Google worried by backlash over Israeli gov’t contract

A Google spokeswoman said in a statement that the company’s services to Israel were not used for military purposes.

By World Israel News Staff

Tech titan Google fretted that agreeing to provide cloud services to the Israeli government would damage its reputation, and those concerns have been exacerbated by recent employee protests over the contract, according to a new report from the New York Times.

In 2021, Google announced Project Nimbus, an ambitious initiative aimed at transitioning many Israel government ministries’ databases to the cloud.

The seven year deal is worth $1.26 billion, with a large portion of that money – $528 million – coming from Israel’s Defense Ministry.

While publicly Google has claimed that it has no qualms about partnering with Israel, documents recently obtained by the Times revealed that Google’s senior leadership were worried that the deal would create negative publicity for the technology giant.

According to a risk assessment document prepared by Google’s lawyers and external consultants before the deal was signed, advisors feared that the inclusion of Israel’s Defense Ministry and the Israeli Security Agency could prove problematic.

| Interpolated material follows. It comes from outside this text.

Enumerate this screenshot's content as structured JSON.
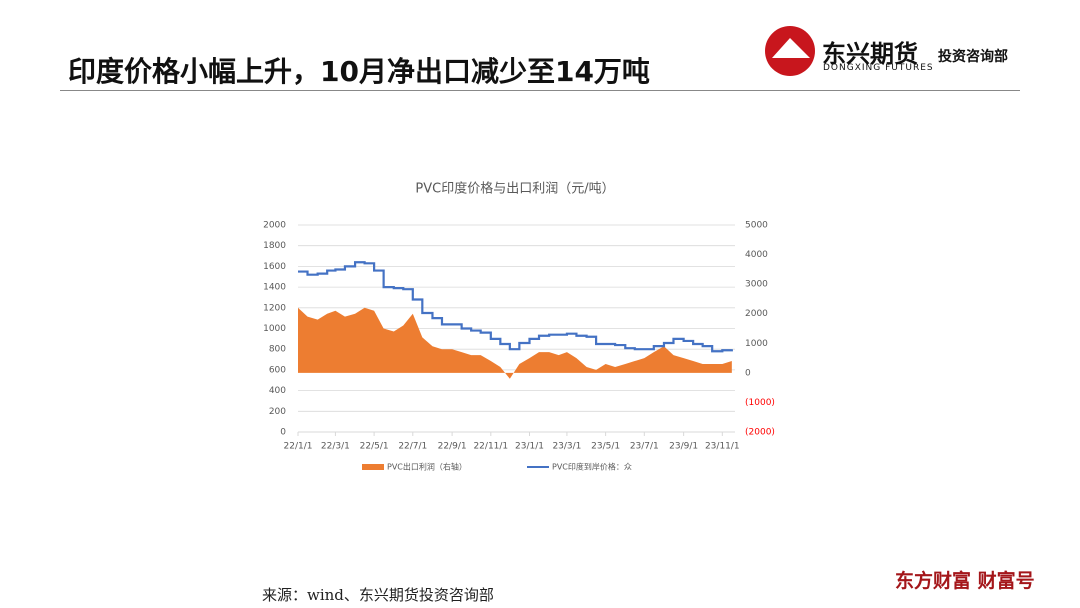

“Google Cloud services could be used for, or linked to, the facilitation of human rights violations” read the document, which was viewed by the Times.

A Google spokeswoman said in a statement that the company’s services to Israel were not used for military purposes.

“We have been very clear that the Nimbus contract is for workloads running on our commercial cloud by Israeli government ministries, who agree to comply with our terms of service and acceptable use policy,” she said.

Anti-Israel activism by Google employees has been ongoing since the deal was signed in 2021.

In April 2024, Google fired 28 employees who staged raucous sit-ins at the company’s Sunnyvale and New York offices.

The demonstrators, who refused to leave CEO Thomas Kurian’s office, were participating in a “No Tech for Genocide Day of Action.”

“They took over office spaces, defaced our property, and physically impeded the work of other Googlers,” the company’s vice president of global security, Chris Rackow, wrote in a company-wide memo.

“Their behavior was unacceptable, extremely disruptive, and made co-workers feel threatened.”